Regardless of how long you've been on the dating scene, being scared to settle down is completely valid. There are plenty of reasons you might feel this way: You could've dealt with a rough breakup and you're a little skeptical of jumping back into another commitment, you might be put off from serious relationships after witnessing your parents', or you are generally nervous about getting your heart broken. Not wanting to put yourself through the lows of a relationship makes sense if you've observed any of the above.

It's understandable if you are a tad reluctant to settling down with someone, so don't feel like you're alone in this at all. I spoke with Dr. Danielle Forshee, licensed clinical social worker, about this phenomenon and how it's absolutely normal and what you can do about it.

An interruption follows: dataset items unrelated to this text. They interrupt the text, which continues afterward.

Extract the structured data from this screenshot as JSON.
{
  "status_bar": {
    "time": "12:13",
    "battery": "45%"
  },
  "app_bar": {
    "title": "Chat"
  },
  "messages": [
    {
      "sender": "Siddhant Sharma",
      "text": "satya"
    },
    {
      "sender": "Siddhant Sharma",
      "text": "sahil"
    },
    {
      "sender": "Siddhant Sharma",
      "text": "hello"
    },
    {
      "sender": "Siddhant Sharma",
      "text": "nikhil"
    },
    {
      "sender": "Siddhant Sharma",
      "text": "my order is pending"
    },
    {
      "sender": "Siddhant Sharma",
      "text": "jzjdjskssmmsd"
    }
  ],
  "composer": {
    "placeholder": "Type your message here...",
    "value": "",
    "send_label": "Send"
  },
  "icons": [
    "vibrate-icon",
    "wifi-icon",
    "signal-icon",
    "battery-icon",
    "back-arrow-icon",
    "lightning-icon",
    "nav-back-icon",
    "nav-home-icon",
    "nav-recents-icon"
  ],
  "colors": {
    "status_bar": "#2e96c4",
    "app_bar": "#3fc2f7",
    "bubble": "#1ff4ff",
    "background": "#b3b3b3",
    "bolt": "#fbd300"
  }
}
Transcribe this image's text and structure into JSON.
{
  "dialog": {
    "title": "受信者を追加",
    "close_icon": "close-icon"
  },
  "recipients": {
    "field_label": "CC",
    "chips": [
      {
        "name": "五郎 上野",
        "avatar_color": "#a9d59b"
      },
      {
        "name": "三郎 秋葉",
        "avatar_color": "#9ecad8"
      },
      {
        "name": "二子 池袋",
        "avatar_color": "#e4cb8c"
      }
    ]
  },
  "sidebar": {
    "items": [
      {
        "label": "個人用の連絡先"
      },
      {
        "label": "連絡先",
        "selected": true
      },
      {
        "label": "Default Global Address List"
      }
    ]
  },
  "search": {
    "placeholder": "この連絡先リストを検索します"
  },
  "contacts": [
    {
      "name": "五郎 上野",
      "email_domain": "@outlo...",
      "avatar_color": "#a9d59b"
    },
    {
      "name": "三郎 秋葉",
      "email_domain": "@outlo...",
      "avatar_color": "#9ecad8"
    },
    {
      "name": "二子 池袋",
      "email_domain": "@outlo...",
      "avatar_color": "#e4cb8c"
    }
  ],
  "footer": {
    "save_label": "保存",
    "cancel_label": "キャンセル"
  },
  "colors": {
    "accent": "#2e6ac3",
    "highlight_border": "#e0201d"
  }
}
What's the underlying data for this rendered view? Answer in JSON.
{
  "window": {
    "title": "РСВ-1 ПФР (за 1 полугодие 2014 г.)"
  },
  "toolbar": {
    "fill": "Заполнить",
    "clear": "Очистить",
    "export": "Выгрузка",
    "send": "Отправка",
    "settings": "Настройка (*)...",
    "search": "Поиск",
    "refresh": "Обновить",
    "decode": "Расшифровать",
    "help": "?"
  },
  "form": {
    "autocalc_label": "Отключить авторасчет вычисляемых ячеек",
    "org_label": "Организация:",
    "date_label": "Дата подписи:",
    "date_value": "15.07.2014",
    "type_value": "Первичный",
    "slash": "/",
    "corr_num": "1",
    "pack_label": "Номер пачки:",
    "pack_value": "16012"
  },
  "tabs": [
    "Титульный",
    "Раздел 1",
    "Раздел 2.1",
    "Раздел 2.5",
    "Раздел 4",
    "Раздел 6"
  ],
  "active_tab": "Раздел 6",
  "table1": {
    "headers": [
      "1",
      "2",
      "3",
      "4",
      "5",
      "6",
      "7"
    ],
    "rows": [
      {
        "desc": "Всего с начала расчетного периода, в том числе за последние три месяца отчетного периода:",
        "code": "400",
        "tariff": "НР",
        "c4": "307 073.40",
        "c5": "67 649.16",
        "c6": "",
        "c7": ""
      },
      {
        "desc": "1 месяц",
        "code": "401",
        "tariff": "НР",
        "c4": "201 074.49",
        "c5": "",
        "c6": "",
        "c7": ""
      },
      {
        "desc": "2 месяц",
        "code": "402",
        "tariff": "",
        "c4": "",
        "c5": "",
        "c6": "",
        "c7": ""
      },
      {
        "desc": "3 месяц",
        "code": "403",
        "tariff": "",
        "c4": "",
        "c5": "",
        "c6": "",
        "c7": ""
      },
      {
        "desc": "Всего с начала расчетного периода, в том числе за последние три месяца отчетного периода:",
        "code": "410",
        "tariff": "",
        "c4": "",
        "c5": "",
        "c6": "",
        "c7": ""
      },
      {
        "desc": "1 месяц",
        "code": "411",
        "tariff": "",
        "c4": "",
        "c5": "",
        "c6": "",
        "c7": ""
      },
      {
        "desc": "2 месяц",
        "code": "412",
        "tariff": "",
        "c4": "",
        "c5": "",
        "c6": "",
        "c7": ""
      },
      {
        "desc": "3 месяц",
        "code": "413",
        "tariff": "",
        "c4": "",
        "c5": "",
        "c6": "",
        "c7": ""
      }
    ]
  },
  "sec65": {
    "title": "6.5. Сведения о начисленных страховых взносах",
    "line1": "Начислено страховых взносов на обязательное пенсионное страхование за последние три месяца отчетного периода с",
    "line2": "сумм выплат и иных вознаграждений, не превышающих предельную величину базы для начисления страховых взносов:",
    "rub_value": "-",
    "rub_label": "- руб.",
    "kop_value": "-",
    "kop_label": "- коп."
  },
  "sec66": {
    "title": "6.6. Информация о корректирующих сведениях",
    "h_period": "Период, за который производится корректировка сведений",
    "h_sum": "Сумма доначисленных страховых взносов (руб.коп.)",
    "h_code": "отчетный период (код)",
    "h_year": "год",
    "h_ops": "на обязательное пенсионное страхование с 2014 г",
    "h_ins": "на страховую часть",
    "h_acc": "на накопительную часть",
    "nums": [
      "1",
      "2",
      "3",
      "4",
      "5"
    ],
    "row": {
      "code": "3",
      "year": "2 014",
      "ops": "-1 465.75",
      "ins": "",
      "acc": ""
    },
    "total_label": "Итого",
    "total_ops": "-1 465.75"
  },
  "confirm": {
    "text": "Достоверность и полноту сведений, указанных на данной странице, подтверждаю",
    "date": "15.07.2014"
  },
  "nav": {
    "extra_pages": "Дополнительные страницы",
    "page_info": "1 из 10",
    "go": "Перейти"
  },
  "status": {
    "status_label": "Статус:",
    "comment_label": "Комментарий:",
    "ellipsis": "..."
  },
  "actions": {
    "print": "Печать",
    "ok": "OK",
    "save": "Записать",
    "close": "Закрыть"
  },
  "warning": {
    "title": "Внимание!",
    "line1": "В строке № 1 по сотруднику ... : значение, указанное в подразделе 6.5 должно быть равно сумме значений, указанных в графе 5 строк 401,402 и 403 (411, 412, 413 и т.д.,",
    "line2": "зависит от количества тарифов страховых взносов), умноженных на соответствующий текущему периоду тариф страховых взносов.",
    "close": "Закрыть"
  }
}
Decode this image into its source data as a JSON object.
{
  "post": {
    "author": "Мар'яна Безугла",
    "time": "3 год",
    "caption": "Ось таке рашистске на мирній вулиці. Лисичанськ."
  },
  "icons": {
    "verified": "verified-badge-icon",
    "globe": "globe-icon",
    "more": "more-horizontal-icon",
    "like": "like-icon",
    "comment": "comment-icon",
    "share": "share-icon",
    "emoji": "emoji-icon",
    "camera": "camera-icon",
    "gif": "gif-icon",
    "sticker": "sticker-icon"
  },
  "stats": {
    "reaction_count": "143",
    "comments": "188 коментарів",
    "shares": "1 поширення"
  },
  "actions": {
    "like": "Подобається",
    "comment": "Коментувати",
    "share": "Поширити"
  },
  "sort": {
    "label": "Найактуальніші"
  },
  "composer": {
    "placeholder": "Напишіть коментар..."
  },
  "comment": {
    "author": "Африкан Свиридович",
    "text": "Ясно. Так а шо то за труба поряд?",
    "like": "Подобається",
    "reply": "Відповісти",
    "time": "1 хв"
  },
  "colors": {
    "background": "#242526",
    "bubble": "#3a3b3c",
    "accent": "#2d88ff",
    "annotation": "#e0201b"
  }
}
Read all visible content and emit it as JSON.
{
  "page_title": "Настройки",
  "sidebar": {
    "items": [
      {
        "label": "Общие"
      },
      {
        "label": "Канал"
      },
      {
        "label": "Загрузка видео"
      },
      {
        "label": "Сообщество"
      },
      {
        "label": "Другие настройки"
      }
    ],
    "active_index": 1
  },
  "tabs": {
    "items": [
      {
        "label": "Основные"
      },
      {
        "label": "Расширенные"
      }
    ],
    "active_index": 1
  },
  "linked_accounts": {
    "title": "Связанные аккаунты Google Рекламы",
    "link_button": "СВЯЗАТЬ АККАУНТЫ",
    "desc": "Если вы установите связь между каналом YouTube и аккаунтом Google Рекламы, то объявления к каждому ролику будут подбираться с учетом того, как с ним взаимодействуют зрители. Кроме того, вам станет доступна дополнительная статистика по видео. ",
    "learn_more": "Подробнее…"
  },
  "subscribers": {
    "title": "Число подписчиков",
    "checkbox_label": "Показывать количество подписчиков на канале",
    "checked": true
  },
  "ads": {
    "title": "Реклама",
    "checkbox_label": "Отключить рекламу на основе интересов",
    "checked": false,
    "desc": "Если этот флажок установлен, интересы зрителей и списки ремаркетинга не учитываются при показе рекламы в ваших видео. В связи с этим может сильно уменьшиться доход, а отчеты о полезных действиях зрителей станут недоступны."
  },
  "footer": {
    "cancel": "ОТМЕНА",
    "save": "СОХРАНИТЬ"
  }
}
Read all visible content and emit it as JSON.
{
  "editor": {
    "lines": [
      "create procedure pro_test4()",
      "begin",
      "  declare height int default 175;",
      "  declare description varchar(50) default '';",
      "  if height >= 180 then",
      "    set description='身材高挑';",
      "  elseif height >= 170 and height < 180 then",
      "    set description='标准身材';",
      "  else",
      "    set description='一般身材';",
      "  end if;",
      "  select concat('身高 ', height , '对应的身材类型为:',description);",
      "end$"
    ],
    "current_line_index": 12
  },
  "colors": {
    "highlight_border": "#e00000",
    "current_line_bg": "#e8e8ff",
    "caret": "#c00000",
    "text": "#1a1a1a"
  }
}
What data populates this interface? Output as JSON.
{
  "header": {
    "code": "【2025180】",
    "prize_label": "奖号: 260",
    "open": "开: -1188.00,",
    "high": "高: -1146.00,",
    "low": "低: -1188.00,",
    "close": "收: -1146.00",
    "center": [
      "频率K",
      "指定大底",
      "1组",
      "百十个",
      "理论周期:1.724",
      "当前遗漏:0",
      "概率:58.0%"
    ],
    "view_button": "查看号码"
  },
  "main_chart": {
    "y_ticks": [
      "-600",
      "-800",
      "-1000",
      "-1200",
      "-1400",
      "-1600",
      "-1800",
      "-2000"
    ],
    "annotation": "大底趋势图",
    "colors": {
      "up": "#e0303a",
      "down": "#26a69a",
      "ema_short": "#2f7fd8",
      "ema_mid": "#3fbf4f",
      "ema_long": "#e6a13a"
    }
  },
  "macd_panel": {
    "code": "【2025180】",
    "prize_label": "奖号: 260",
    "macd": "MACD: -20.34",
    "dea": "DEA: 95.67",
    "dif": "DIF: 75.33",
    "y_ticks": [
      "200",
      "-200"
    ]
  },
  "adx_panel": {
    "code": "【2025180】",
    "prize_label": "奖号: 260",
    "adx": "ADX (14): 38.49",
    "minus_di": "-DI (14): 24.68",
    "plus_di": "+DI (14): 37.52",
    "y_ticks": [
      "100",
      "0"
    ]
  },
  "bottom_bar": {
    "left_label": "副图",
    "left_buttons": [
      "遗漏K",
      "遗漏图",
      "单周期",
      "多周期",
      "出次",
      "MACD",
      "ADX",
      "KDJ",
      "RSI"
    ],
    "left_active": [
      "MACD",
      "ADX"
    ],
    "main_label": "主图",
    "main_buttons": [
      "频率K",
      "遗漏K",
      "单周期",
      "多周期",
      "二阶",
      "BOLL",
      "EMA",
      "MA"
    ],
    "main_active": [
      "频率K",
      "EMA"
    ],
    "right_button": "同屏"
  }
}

She says if you have "difficulty initiating or following through with a discussion pertaining to future plans or fantasies with your partner," you could be scared of settling down.

"When we are confident that we have found the person that we want to settle down with, it is a natural instinct to be excited and fantasize about future plans together such as going away on vacations, living together, having a family together, etc," Forshee explains.

If you are dating someone and struggling telling other people in your life about it, that could indicate that you're scared of commitment, says Forshee. "When we feel confident and secure in a relationship with our partner, we want people important to us to know about them," she says. "Not only do we want them to know about our partner but, we also feel proud to give them the label of boyfriend or girlfriend."

She says those afraid of committing may not introduce their partner to their other loved ones because that makes the relationship or partnership more real.

"Those who do not want to settle down or are unsure of settling down in general have difficulty with making things permanent," she says. "For example, the permeance of labeling your partner as a boyfriend and girlfriend to other people in your life will create a situation where their friends are likely to bring up and ask about their boyfriend or girlfriend, creating potential pressure for the person who has difficulty settling down."

If you're at a place in your life where you're not wanting to settle down, don't freak out that relationships aren't for you. It may be a passing phase, you may prefer non-monogamous relationships, or you could just be wanting to play the field, which is absolutely fine. But if you're seeing someone while unsure about your desired commitment with them, keep in mind it's possible that they may want to commit more than you. You'll want to show that person respect if you just want different things in this point in time. But if you're single and not wanting to settle down, keep doing your thing — you absolutely do not have to be in a relationship right now and you are completely valid in not wanting one.